The appropriately titled “Thrift Shop” by Seattle hip-hop duo Macklemore and Ryan Lewis hit number one in its 16th week on the Billboard charts.
As it turns out, the homage to bargain-hunting — that gives shout outs to velour jumpsuits, broken keyboards and Goodwill — is just the second song by an independent artist to crown Billboard’s coveted list. The only other musician to do that?
Lisa Loeb, a then unknown and unsigned artist, who got her big break in 1994. Loeb’s song “Stay (I Missed You)” made it onto the soundtrack for “Reality Bites,” starring Winona Ryder and Ethan Hawke.
So, why all the buzz about “Thrift Shop?” As Macklemore tells it, the song is unlike anything else that’s come out in quite a while.

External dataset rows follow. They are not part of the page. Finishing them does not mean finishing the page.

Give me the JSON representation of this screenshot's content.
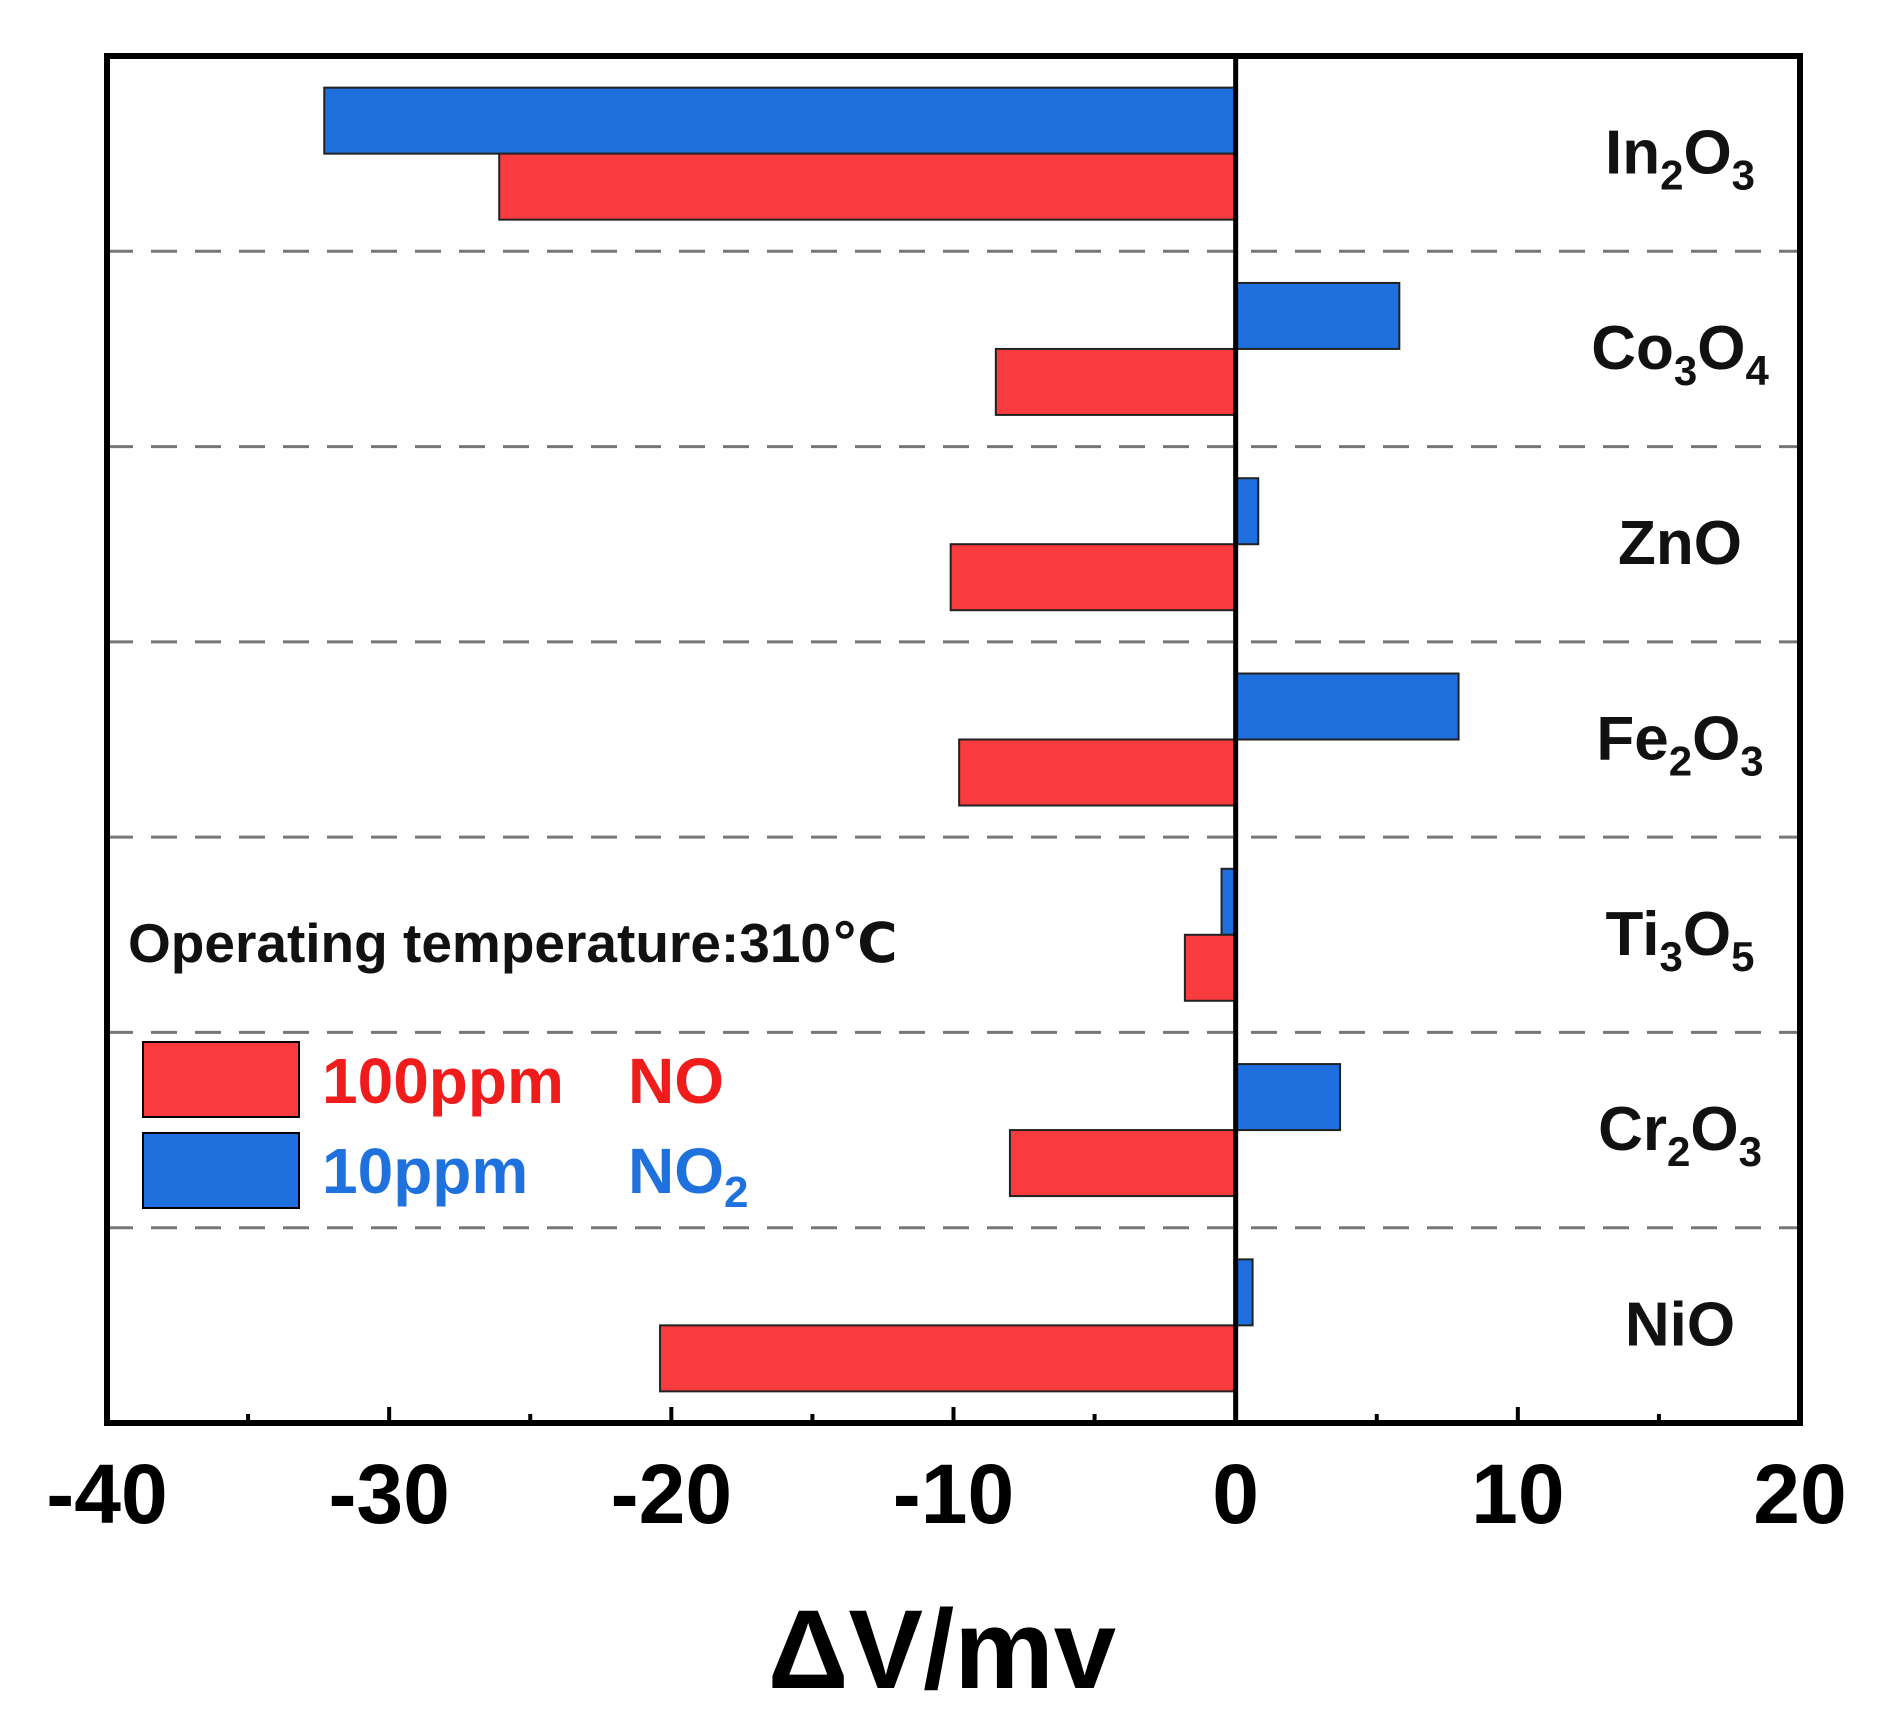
{
  "chart_data": {
    "type": "bar",
    "orientation": "horizontal",
    "title": "",
    "xlabel": "ΔV/mv",
    "ylabel": "",
    "xlim": [
      -40,
      20
    ],
    "xticks": [
      -40,
      -30,
      -20,
      -10,
      0,
      10,
      20
    ],
    "categories": [
      {
        "base": "In",
        "sub1": "2",
        "mid": "O",
        "sub2": "3"
      },
      {
        "base": "Co",
        "sub1": "3",
        "mid": "O",
        "sub2": "4"
      },
      {
        "base": "ZnO",
        "sub1": "",
        "mid": "",
        "sub2": ""
      },
      {
        "base": "Fe",
        "sub1": "2",
        "mid": "O",
        "sub2": "3"
      },
      {
        "base": "Ti",
        "sub1": "3",
        "mid": "O",
        "sub2": "5"
      },
      {
        "base": "Cr",
        "sub1": "2",
        "mid": "O",
        "sub2": "3"
      },
      {
        "base": "NiO",
        "sub1": "",
        "mid": "",
        "sub2": ""
      }
    ],
    "series": [
      {
        "name": "10ppm NO2",
        "legend_conc": "10ppm",
        "legend_gas": "NO",
        "legend_sub": "2",
        "color": "#1f6fde",
        "values": [
          -32.3,
          5.8,
          0.8,
          7.9,
          -0.5,
          3.7,
          0.6
        ]
      },
      {
        "name": "100ppm NO",
        "legend_conc": "100ppm",
        "legend_gas": "NO",
        "legend_sub": "",
        "color": "#f73b3f",
        "values": [
          -26.1,
          -8.5,
          -10.1,
          -9.8,
          -1.8,
          -8.0,
          -20.4
        ]
      }
    ],
    "annotation": "Operating temperature:310℃",
    "grid": "dashed separators between categories",
    "legend_position": "left-middle"
  }
}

“It’s a concept that goes against the status quo of what people normally rap about: buying expensive things, ‘How much money can you spend on things?’...”
A writer marks the viral explosiveness of “Thrift Shop” as more of a sign-of-the-times, saying, “Artists no longer require the traditional means of music distribution in order to monetise their work, as labels are being subverted by the Internet... The song, 'Thrift Shop', has shifted more than 1 million units online since its release, proving that there are alternatives to having a major label spending big bucks to promote you.”
It comes at no surprise that some music critics have scoffed at the track, with one SPIN writer saying the song misses the point of thrift shops entirely:
“Macklemore's embrace of the thrift shop is exclusively for wacky outfits to get him attention at parties, as well as something to lord over his peers in Gucci. He is, in the hierarchy of people poring over cheap-ass clothes in the Goodwill, ... At the top of this hierarchy, of course, are people who don't have enough money to buy new clothes.”
But a writer for Grantland is a bit less-critical of the “rebound novelty song” post-Gangnam style, saying that the song “harks back to ’90s underground rap, when it was OK to just be a goofball for a few verses over a dollar record beat without having to get all party rock about it.”
The duo told MTV the newfound fame won’t curb their current momentum. They plan to keep releasing singles from their album and, of course, continue shopping at thrift stores.